UniProtKB/Swiss-Prot for AKT3 Gene
AKT3 is one of 3 closely related serine/threonine-protein kinases (AKT1, AKT2 and AKT3) called the AKT kinase, and which regulate many processes including metabolism, proliferation, cell survival, growth and angiogenesis. This is mediated through serine and/or threonine phosphorylation of a range of downstream substrates. Over 100 substrate candidates have been reported so far, but for most of them, no isoform specificity has been reported. AKT3 is the least studied AKT isoform. It plays an important role in brain development and is crucial for the viability of malignant glioma cells. AKT3 isoform may also be the key molecule in up-regulation and down-regulation of MMP13 via IL13. Required for the coordination of mitochondrial biogenesis with growth factor-induced increases in cellular energy demands. Down-regulation by RNA interference reduces the expression of the phosphorylated form of BAD, resulting in the induction of caspase-dependent apoptosis.

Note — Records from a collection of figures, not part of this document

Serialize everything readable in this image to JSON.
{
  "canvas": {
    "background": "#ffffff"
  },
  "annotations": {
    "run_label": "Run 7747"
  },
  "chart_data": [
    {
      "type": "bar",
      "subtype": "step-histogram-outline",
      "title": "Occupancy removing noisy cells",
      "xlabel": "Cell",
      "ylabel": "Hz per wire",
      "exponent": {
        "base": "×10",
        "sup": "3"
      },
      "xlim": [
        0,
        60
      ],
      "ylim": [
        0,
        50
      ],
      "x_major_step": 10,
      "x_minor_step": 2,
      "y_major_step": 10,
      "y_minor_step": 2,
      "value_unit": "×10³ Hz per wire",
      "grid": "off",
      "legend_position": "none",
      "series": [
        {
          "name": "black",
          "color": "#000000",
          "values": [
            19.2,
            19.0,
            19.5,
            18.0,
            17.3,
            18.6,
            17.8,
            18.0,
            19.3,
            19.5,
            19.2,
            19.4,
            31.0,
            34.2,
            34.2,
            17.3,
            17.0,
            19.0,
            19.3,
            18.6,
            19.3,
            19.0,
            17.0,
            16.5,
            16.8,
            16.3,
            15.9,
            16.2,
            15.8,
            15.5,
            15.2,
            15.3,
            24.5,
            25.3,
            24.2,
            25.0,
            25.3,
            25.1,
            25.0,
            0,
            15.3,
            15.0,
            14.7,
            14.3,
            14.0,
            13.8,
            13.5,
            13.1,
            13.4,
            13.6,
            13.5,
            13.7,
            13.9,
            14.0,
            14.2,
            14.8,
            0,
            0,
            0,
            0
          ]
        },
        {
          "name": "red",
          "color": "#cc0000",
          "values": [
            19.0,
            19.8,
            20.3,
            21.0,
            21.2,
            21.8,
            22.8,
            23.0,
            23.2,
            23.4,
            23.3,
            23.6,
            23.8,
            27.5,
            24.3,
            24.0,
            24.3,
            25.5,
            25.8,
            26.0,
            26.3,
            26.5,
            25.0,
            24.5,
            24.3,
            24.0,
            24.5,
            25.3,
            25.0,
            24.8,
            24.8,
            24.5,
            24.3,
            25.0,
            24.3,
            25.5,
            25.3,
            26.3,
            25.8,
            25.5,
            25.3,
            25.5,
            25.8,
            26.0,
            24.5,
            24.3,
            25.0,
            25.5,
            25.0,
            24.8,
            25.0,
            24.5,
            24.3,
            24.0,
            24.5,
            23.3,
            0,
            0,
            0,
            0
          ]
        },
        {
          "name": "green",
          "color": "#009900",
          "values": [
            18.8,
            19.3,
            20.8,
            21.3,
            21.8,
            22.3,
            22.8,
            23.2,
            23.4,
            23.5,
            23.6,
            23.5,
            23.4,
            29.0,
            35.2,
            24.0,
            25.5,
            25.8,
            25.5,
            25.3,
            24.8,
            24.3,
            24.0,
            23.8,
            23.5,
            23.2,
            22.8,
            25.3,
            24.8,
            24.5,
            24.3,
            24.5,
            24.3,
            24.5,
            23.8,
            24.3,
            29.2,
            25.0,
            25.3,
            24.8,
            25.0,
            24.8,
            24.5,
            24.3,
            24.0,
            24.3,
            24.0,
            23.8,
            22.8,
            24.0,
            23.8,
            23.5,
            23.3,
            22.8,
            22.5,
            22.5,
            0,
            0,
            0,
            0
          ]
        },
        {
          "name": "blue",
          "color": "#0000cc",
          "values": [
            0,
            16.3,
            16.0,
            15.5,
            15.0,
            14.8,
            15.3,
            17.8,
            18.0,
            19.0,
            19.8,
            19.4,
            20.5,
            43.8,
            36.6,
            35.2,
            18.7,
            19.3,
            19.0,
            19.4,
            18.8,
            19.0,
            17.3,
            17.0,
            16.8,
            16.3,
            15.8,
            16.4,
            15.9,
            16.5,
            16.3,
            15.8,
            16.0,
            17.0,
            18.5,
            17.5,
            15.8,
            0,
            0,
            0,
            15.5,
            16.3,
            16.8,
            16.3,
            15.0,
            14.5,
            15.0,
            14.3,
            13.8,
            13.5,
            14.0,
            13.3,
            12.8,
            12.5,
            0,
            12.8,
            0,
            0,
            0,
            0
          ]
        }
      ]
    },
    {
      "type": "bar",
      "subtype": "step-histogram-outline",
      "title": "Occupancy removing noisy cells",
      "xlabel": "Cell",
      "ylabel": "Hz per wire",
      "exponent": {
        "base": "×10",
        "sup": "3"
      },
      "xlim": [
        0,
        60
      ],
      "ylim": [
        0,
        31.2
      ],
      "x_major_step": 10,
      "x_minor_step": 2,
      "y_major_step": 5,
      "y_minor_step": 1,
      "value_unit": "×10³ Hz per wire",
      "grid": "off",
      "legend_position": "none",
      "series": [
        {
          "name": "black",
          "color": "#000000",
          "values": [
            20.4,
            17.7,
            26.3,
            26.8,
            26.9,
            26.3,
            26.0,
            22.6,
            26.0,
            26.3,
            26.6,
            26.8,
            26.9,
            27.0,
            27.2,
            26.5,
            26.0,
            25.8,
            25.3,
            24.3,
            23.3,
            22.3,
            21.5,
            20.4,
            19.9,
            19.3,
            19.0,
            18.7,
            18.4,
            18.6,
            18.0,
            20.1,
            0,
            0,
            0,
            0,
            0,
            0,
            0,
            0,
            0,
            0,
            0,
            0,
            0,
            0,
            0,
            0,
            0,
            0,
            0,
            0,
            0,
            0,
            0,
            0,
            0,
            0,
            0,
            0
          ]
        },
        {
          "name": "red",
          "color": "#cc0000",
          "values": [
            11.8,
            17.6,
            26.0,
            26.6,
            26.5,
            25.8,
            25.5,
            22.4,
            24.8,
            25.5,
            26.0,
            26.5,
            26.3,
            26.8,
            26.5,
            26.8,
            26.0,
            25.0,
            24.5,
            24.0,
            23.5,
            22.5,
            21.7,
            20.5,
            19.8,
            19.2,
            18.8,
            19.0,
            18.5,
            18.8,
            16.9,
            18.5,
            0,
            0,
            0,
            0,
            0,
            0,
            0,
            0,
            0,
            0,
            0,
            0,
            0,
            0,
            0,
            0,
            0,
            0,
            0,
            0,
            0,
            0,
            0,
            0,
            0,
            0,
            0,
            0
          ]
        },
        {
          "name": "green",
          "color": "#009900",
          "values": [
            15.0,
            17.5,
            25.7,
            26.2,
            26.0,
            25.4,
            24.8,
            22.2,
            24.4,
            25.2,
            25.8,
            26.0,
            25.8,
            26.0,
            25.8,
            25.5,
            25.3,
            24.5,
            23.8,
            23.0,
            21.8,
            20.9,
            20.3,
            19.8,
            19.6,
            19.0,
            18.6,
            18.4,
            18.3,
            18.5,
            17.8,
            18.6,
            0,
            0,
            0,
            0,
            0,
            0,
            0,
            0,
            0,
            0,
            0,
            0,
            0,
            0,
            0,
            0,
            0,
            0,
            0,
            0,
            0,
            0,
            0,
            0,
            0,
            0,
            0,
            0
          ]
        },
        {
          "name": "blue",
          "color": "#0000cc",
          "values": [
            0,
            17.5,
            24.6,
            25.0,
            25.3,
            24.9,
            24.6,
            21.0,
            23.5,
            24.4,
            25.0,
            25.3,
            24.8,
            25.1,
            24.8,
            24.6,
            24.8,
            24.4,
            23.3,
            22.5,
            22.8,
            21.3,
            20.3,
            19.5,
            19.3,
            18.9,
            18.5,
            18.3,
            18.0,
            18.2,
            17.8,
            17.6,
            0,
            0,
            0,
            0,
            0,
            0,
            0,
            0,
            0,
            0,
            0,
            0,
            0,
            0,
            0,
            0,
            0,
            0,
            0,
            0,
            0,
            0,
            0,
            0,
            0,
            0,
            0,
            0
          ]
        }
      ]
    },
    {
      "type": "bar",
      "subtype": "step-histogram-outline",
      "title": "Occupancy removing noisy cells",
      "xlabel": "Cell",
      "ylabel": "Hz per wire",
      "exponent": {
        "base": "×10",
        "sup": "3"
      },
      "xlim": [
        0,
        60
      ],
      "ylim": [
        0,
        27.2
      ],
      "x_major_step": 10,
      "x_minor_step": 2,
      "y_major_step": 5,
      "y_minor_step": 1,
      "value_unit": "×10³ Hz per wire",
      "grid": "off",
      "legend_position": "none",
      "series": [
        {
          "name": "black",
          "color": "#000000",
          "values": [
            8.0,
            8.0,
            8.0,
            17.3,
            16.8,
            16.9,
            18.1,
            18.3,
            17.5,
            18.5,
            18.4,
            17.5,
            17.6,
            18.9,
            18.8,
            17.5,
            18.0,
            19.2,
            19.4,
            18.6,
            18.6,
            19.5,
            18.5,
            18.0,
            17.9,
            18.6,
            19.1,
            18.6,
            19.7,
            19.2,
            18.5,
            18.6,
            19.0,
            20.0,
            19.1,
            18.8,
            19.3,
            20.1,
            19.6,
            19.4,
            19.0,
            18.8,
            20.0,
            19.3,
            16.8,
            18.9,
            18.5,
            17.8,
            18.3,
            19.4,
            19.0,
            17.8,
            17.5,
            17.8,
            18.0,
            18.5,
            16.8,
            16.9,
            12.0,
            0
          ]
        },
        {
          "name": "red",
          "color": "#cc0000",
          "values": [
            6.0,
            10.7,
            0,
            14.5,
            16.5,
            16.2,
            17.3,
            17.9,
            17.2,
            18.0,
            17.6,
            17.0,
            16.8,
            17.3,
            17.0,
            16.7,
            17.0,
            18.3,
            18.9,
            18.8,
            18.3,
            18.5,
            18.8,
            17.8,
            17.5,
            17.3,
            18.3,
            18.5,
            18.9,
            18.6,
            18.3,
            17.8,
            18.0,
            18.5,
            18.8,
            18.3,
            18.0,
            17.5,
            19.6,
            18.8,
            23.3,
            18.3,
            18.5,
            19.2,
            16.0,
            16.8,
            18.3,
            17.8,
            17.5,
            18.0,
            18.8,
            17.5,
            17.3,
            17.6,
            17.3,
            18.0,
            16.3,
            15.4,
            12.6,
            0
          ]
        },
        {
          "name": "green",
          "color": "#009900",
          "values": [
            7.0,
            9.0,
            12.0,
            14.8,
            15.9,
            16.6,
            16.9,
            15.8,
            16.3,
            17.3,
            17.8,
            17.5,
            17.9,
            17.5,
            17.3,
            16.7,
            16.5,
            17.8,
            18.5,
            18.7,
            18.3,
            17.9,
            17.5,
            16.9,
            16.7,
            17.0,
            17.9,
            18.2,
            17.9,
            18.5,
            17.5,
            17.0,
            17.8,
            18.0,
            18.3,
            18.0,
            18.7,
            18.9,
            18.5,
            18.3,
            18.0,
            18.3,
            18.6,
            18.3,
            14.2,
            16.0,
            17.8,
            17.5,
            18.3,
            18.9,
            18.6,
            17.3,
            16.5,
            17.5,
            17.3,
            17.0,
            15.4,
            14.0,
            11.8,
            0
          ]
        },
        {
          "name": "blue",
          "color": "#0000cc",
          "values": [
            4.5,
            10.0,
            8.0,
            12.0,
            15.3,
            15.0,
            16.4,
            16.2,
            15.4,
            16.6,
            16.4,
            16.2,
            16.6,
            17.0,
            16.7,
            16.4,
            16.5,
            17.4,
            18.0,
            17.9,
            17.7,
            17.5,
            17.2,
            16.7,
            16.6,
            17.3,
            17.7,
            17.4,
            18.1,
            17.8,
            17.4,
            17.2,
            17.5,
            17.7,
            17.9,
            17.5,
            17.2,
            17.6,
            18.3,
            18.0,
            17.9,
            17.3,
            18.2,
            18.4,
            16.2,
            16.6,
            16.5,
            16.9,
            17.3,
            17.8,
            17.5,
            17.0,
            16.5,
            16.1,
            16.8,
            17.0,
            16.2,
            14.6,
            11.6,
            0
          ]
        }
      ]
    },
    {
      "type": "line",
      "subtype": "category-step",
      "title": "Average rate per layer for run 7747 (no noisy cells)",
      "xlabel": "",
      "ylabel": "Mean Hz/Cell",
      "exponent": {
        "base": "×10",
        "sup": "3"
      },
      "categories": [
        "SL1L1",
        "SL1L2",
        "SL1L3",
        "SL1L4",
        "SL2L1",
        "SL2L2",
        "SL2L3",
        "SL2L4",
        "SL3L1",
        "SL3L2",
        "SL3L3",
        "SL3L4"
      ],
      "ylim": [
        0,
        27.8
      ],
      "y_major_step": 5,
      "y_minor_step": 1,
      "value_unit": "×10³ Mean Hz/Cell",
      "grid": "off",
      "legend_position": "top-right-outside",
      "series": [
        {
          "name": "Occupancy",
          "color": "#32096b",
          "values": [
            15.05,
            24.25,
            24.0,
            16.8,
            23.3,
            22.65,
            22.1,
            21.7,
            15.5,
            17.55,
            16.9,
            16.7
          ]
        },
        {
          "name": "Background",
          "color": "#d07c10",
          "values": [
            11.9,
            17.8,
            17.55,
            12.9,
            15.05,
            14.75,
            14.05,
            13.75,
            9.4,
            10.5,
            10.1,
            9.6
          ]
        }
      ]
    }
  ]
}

Akt (Protein kinase B, PKB) is a serine/threonine kinase that plays a key in regulating cell survival, insulin signaling, angiogenesis and tumor formation. Akt is a downstream mediator of the PI 3-K pathway, resulting in the recruitment of Akt to the plasma membrane via the PH (plexstrin homology domain) of Akt. Akt is fully activated by phosphorylation at two key sites: Ser308 (phosphorylated by PDK1) and Thr478 (phosphorylated by mTOR and DNA-PK). Akt can then phosphorylated a wide range of substrates including transcription factors (e.g. FOXO1), kinases (GSK-3, Raf-1, ASK, Chk1) and other proteins with important signaling roles (e.g. Bad, MDM2). There are three isoforms of Akt; Akt 1, 2 and 3 (also known as PKBalpha, beta and gamma).